En octobre dernier, le combat de Sylvie prend une autre tournure, lorsque le ministère de la Transformation et de la Fonction publique l’invite à rencontrer Stanislas Guérini en personne, à Paris. "J’étais en plein Covid quand j’ai reçu leur mail. J’ai cru que la fièvre me jouait des tours", se souvient-elle en riant. Consciencieusement, elle prépare le formulaire de questions envoyé par l’équipe du ministre. Il restera dans son sac à main tout au long de la rencontre, quelques semaines plus tard. "J’avais besoin de parler directement avec lui, sans chichis. J’ai le sentiment d’avoir été entendue, mais j’attends maintenant des actes concrets". Selon Jean-René Cazeneuve, qui salue un "combat inédit et primordial", la détermination de Sylvie Gibel paye. "Il y a actuellement une réelle prise de conscience politique sur l’importance d’homogénéiser les statuts des secrétaires de mairie, et de revaloriser leurs salaires. Plusieurs propositions de loi sont en cours d’adoption sur le sujet".

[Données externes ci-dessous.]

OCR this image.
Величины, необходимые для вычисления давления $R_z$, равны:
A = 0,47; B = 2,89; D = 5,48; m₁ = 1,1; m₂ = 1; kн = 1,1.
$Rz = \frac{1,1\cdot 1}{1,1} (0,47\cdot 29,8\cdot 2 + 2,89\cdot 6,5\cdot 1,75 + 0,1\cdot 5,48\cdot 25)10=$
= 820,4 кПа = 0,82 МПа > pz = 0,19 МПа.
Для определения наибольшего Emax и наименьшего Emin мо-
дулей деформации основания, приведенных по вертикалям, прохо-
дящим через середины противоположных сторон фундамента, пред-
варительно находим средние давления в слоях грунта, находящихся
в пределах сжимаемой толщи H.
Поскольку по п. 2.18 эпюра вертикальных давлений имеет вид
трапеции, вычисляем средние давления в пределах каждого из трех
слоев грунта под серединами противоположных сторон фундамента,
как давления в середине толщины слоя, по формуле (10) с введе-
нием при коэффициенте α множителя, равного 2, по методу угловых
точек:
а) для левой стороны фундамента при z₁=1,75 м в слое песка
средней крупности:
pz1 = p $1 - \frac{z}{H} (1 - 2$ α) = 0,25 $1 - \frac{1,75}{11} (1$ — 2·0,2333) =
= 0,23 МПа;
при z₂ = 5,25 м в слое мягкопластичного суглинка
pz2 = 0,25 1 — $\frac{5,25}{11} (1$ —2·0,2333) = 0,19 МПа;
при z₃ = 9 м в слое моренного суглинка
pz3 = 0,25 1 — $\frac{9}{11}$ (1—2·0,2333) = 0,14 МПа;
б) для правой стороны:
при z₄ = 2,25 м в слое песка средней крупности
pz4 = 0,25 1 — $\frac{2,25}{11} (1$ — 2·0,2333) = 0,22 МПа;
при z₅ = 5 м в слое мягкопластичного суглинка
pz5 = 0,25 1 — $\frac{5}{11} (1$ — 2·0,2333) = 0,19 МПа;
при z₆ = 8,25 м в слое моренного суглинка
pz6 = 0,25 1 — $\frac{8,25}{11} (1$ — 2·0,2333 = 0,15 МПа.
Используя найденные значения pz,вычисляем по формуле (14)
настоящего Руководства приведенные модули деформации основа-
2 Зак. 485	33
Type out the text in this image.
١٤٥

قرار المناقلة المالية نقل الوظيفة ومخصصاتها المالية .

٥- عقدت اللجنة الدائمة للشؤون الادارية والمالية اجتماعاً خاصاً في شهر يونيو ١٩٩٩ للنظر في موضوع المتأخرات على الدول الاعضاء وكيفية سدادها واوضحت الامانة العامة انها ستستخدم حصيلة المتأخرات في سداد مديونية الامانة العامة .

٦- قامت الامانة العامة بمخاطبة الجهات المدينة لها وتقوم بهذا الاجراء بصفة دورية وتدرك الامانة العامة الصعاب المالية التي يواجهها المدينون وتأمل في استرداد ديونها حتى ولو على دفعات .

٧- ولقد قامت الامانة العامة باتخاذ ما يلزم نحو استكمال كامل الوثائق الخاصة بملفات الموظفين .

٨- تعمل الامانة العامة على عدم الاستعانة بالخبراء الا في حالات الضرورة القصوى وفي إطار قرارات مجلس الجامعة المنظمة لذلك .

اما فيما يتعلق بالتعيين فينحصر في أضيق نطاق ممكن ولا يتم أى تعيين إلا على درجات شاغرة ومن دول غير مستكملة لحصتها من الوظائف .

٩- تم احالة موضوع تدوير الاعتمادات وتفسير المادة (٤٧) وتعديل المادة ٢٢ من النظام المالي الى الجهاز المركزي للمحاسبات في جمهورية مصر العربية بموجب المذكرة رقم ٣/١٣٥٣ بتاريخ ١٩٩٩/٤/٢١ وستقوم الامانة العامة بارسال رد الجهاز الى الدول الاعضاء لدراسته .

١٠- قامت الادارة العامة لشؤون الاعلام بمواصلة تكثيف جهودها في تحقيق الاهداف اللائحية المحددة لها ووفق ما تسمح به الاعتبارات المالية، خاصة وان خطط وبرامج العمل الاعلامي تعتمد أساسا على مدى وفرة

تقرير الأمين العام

Parmi elles, le texte porté par la sénatrice communiste Céline Brulin, adopté au Sénat en première lecture début avril 2023, qui propose d’améliorer la formation des secrétaires de mairie, de faciliter leur évolution de carrière ou d’ouvrir aux communes de 1000 à 2000 habitants la possibilité de recruter des contractuels. François Patriat, sénateur de la Côte d’Or, s’est également emparé du sujet : le 14 juin prochain, sa proposition de loi, dont l’adoption permettrait notamment de requalifier les agents de catégorie C en catégorie B, sera examinée par le Sénat. "Nous avons travaillé avec Stanislas Guérini sur le sujet. L’avis du gouvernement est favorable, tout comme celui de la majorité des groupes. Cette proposition a de grandes chances d’aboutir", assure-t-il à L’Express. Une victoire potentielle pour Sylvie Gibel, qui ne lâche rien de son combat au niveau local. Le 23 juin prochain, elle rencontrera une seconde fois le préfet du Gers, afin de lui présenter à nouveau ses revendications. "Et entre-temps, j’ai de quoi faire", glisse-t-elle en allumant l’ordinateur de la mairie de Marestaing. Le temps presse : ses fameux Post-it couvrent encore une bonne partie du bureau, et la maire, Claudine Danezan, vient d’arriver. Une trentaine de mails sont en attente.